Of course, the launch wouldn’t be authentically Dotcom without a little unconventional flair, and it also saw a video “manifesto” consisting of a kind of slapstick Mission Impossible parody, featuring a not-too-convincing Barack Obama lookalike trying to track down the Internet Party manifesto at Dotcom’s mansion—a document which apparently reveals how to eradicate the need for a military and oil, and turn water into bitcoin.

Video: Youtube/Internet Party

But Dotcom’s not joking around when it comes to the political race. To enter Parliament, the Internet Party has to win an electoral seat or receive five percent of the vote. That might seem like a low number, but it’s by no means a given; for comparison, Julian Assange’s Wikileaks Party only got 0.66 percent of the vote in the 2013 Australian elections.

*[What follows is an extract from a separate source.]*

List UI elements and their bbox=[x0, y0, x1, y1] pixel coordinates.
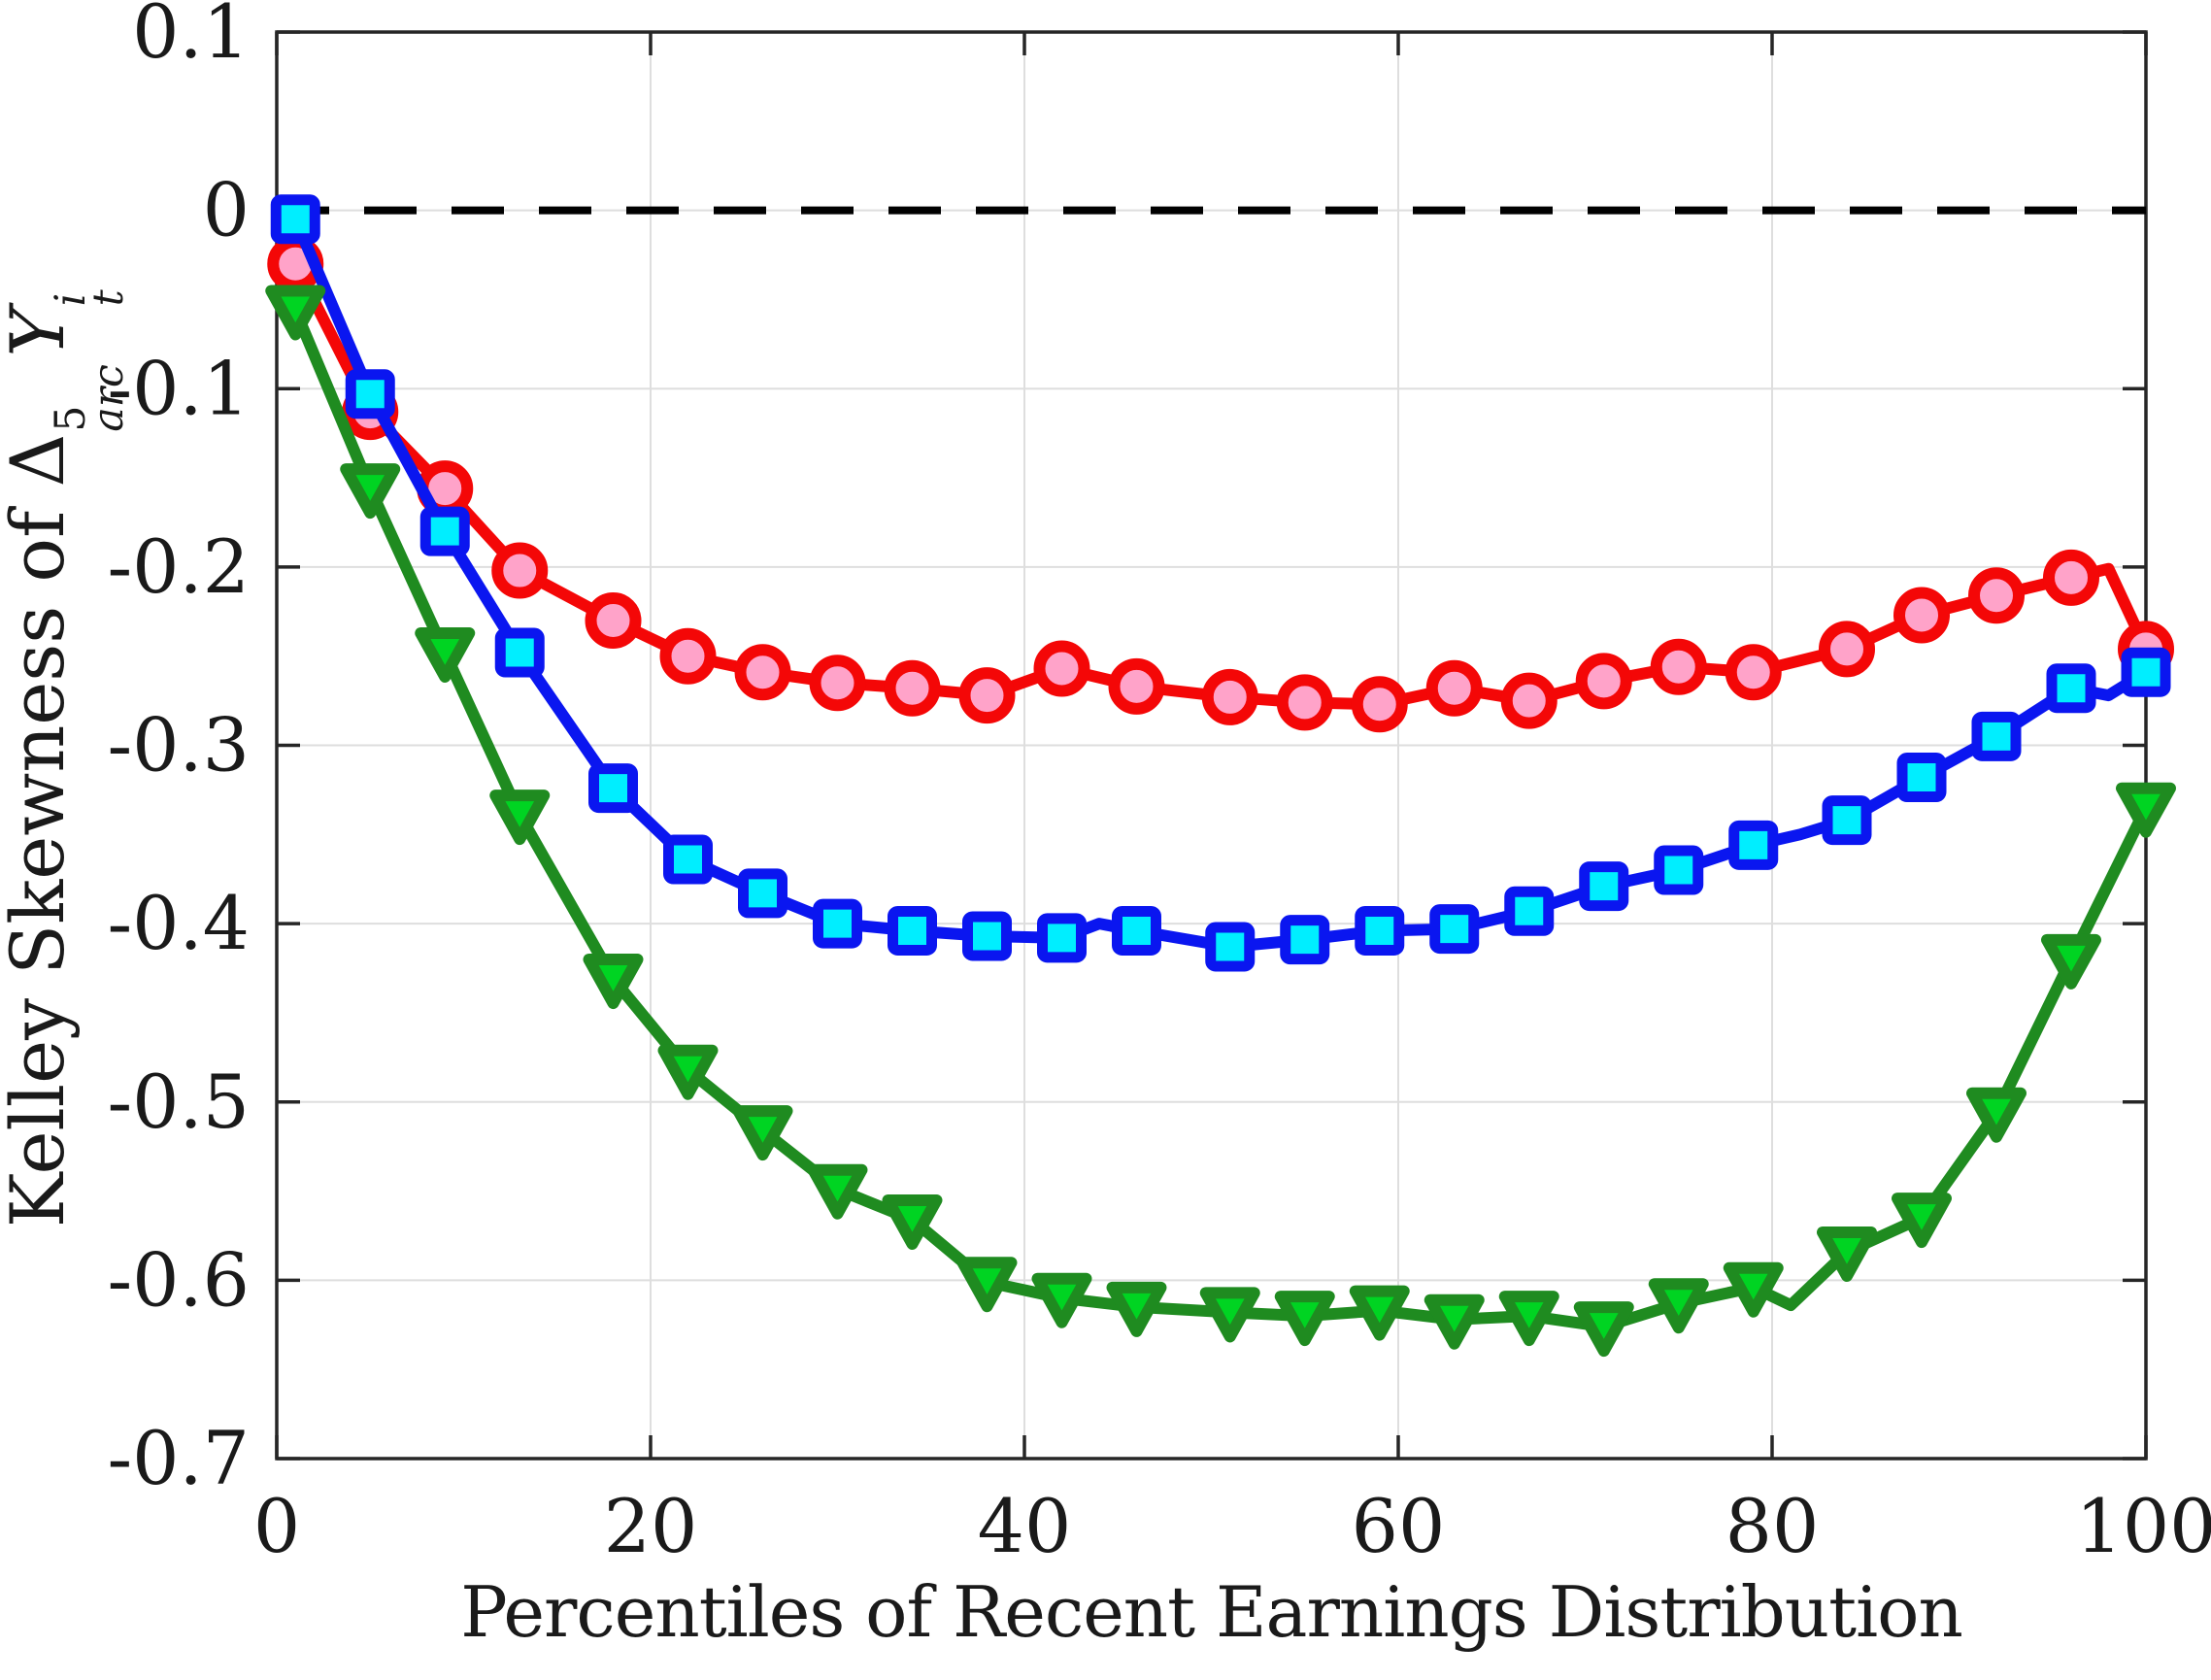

However, Dotcom has claimed that he’s already got a sitting electorate MP onboard after talking to members of other parties in what a New Zealand Herald editorial called “the most aggressive poaching exercise in this country's contemporary political history.”

Before the party even launched, he’s been embroiled in political tensions. He initially planned a free “Party party” to kick off the political venture, but was forced to cancel when the Electoral Commission warned it could be seen as buying votes. Then according to local news sites, he’s been in the awkward position this week of having to defend owning Nazi memorabilia including a signed copy of Hitler’s Mein Kampf, discussion of which he dismissed as a smear campaign directed by the National Party, one of New Zealand’s two major political parties.

Dotcom himself is of course still fighting extradition to the US on piracy charges over the now-defunct Megaupload. It seems unlikely that will do anything to deter the votes of the internet generation Dotcom’s party is targeting. Soon the polls will tell.